Bioinformatics and sequence analysis

The chromosomal sequences associated with each plasmid were found by exporting the BioSample accession numbers using the RefSeq39 followed by the curation of a list of chromosomal GenBank accession numbers and downloading the sequence data through Entrez Programming Utilities (E-utilities)40. The chromosomal sequences were uploaded to Pathogenwatch41 and the Speciator tool was used to verify that the sequences were A. baumannii.
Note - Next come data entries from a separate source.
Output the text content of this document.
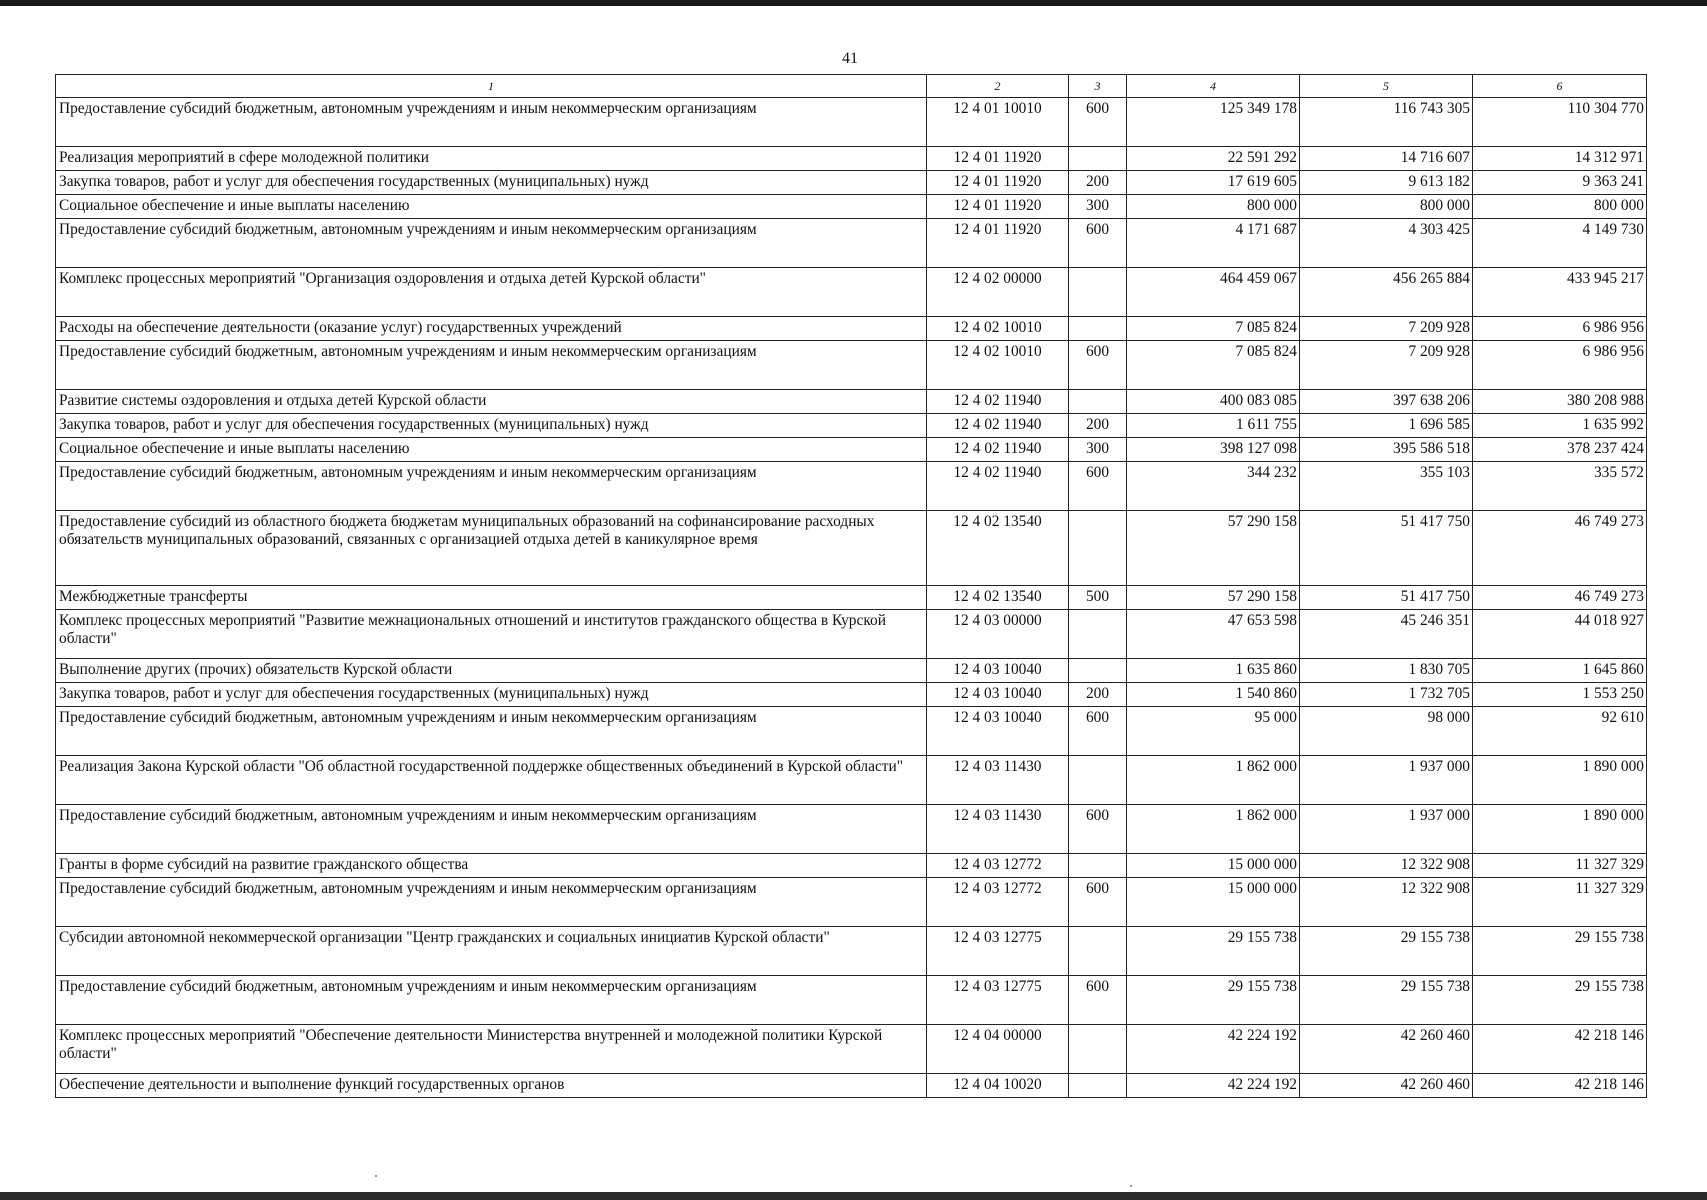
41
1	2	3	4	5	6
Предоставление субсидий бюджетным, автономным учреждениям и иным некоммерческим организациям	12 4 01 10010	600	125 349 178	116 743 305	110 304 770
Реализация мероприятий в сфере молодежной политики	12 4 01 11920		22 591 292	14 716 607	14 312 971
Закупка товаров, работ и услуг для обеспечения государственных (муниципальных) нужд	12 4 01 11920	200	17 619 605	9 613 182	9 363 241
Социальное обеспечение и иные выплаты населению	12 4 01 11920	300	800 000	800 000	800 000
Предоставление субсидий бюджетным, автономным учреждениям и иным некоммерческим организациям	12 4 01 11920	600	4 171 687	4 303 425	4 149 730
Комплекс процессных мероприятий "Организация оздоровления и отдыха детей Курской области"	12 4 02 00000		464 459 067	456 265 884	433 945 217
Расходы на обеспечение деятельности (оказание услуг) государственных учреждений	12 4 02 10010		7 085 824	7 209 928	6 986 956
Предоставление субсидий бюджетным, автономным учреждениям и иным некоммерческим организациям	12 4 02 10010	600	7 085 824	7 209 928	6 986 956
Развитие системы оздоровления и отдыха детей Курской области	12 4 02 11940		400 083 085	397 638 206	380 208 988
Закупка товаров, работ и услуг для обеспечения государственных (муниципальных) нужд	12 4 02 11940	200	1 611 755	1 696 585	1 635 992
Социальное обеспечение и иные выплаты населению	12 4 02 11940	300	398 127 098	395 586 518	378 237 424
Предоставление субсидий бюджетным, автономным учреждениям и иным некоммерческим организациям	12 4 02 11940	600	344 232	355 103	335 572
Предоставление субсидий из областного бюджета бюджетам муниципальных образований на софинансирование расходных обязательств муниципальных образований, связанных с организацией отдыха детей в каникулярное время	12 4 02 13540		57 290 158	51 417 750	46 749 273
Межбюджетные трансферты	12 4 02 13540	500	57 290 158	51 417 750	46 749 273
Комплекс процессных мероприятий "Развитие межнациональных отношений и институтов гражданского общества в Курской области"	12 4 03 00000		47 653 598	45 246 351	44 018 927
Выполнение других (прочих) обязательств Курской области	12 4 03 10040		1 635 860	1 830 705	1 645 860
Закупка товаров, работ и услуг для обеспечения государственных (муниципальных) нужд	12 4 03 10040	200	1 540 860	1 732 705	1 553 250
Предоставление субсидий бюджетным, автономным учреждениям и иным некоммерческим организациям	12 4 03 10040	600	95 000	98 000	92 610
Реализация Закона Курской области "Об областной государственной поддержке общественных объединений в Курской области"	12 4 03 11430		1 862 000	1 937 000	1 890 000
Предоставление субсидий бюджетным, автономным учреждениям и иным некоммерческим организациям	12 4 03 11430	600	1 862 000	1 937 000	1 890 000
Гранты в форме субсидий на развитие гражданского общества	12 4 03 12772		15 000 000	12 322 908	11 327 329
Предоставление субсидий бюджетным, автономным учреждениям и иным некоммерческим организациям	12 4 03 12772	600	15 000 000	12 322 908	11 327 329
Субсидии автономной некоммерческой организации "Центр гражданских и социальных инициатив Курской области"	12 4 03 12775		29 155 738	29 155 738	29 155 738
Предоставление субсидий бюджетным, автономным учреждениям и иным некоммерческим организациям	12 4 03 12775	600	29 155 738	29 155 738	29 155 738
Комплекс процессных мероприятий "Обеспечение деятельности Министерства внутренней и молодежной политики Курской области"	12 4 04 00000		42 224 192	42 260 460	42 218 146
Обеспечение деятельности и выполнение функций государственных органов	12 4 04 10020		42 224 192	42 260 460	42 218 146
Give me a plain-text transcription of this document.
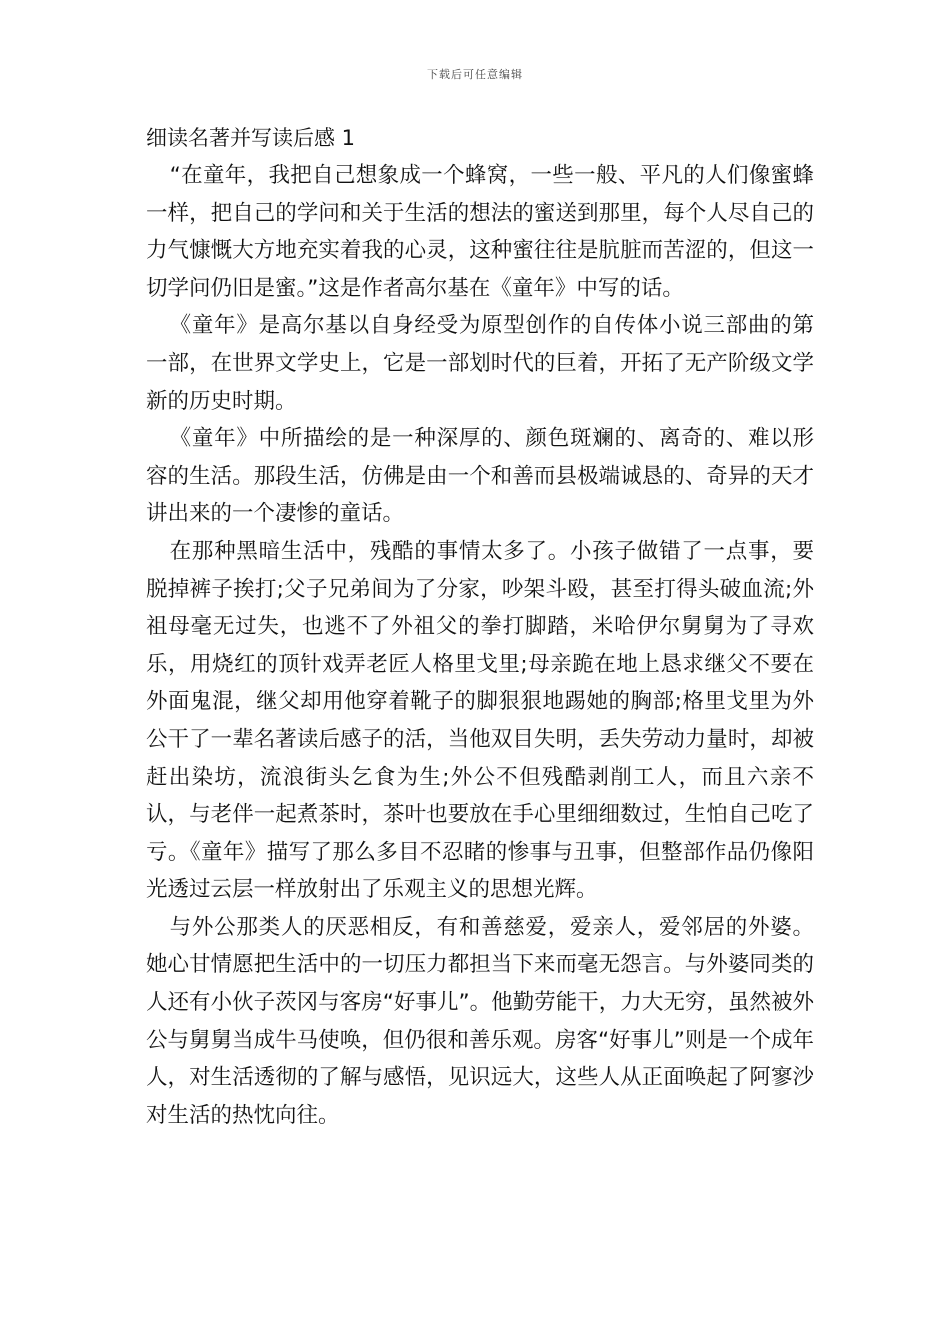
下载后可任意编辑
细读名著并写读后感 1

“在童年，我把自己想象成一个蜂窝，一些一般、平凡的人们像蜜蜂一样，把自己的学问和关于生活的想法的蜜送到那里，每个人尽自己的力气慷慨大方地充实着我的心灵，这种蜜往往是肮脏而苦涩的，但这一切学问仍旧是蜜。”这是作者高尔基在《童年》中写的话。

《童年》是高尔基以自身经受为原型创作的自传体小说三部曲的第一部，在世界文学史上，它是一部划时代的巨着，开拓了无产阶级文学新的历史时期。

《童年》中所描绘的是一种深厚的、颜色斑斓的、离奇的、难以形容的生活。那段生活，仿佛是由一个和善而县极端诚恳的、奇异的天才讲出来的一个凄惨的童话。

在那种黑暗生活中，残酷的事情太多了。小孩子做错了一点事，要脱掉裤子挨打;父子兄弟间为了分家，吵架斗殴，甚至打得头破血流;外祖母毫无过失，也逃不了外祖父的拳打脚踏，米哈伊尔舅舅为了寻欢乐，用烧红的顶针戏弄老匠人格里戈里;母亲跪在地上恳求继父不要在外面鬼混，继父却用他穿着靴子的脚狠狠地踢她的胸部;格里戈里为外公干了一辈名著读后感子的活，当他双目失明，丢失劳动力量时，却被赶出染坊，流浪街头乞食为生;外公不但残酷剥削工人，而且六亲不认，与老伴一起煮茶时，茶叶也要放在手心里细细数过，生怕自己吃了亏。《童年》描写了那么多目不忍睹的惨事与丑事，但整部作品仍像阳光透过云层一样放射出了乐观主义的思想光辉。

与外公那类人的厌恶相反，有和善慈爱，爱亲人，爱邻居的外婆。她心甘情愿把生活中的一切压力都担当下来而毫无怨言。与外婆同类的人还有小伙子茨冈与客房“好事儿”。他勤劳能干，力大无穷，虽然被外公与舅舅当成牛马使唤，但仍很和善乐观。房客“好事儿”则是一个成年人，对生活透彻的了解与感悟，见识远大，这些人从正面唤起了阿寥沙对生活的热忱向往。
Multi-locus Sequence Types (MLSTs) were assigned using the mlst v.2.0 software42. Standalone BLAST43 was used for plasmid sequence comparisons within the rep-less plasmid group and assign ‘related known plasmid’ variants as labelled in Supplementary Table 2. The SnapGene® (V.6.0.5) software was used to examine the structure of individual plasmids. The plasmids were screened for AMR genes using Abricate v1.0.144 using the ResFinder v.2.1 database45. Data visualisation was performed using the ggplot2 package46 in R (v1.1.456) and Adobe Illustrator (V23.0.3).

Clustering and phylogenetic analysis of the rep/Rep sequence data

rep/Rep sequences were extracted from the novel plasmid entries using the SRST2 software47 followed by manual curation. Clusters comprising rep sequences at >95% nucleotide identity were derived using CD-HIT Suite48, as previously described13. The rep nucleotide sequences were separately aligned for each of the Rep families using MUSCLE v3.8.3149. Phylogenies were generated using the aligned rep sequences as input into RAxML v8.2.9 run five times with the generalised time-reversible (GTR) model and a Gamma distribution. The final trees with the highest likelihoods were selected, visualised in FigTree v1.4.450, and annotated with the plotTree code51 in R v1.1.456.

Reporting summary

Further information on research design is available in the Nature Research Reporting Summary linked to this article.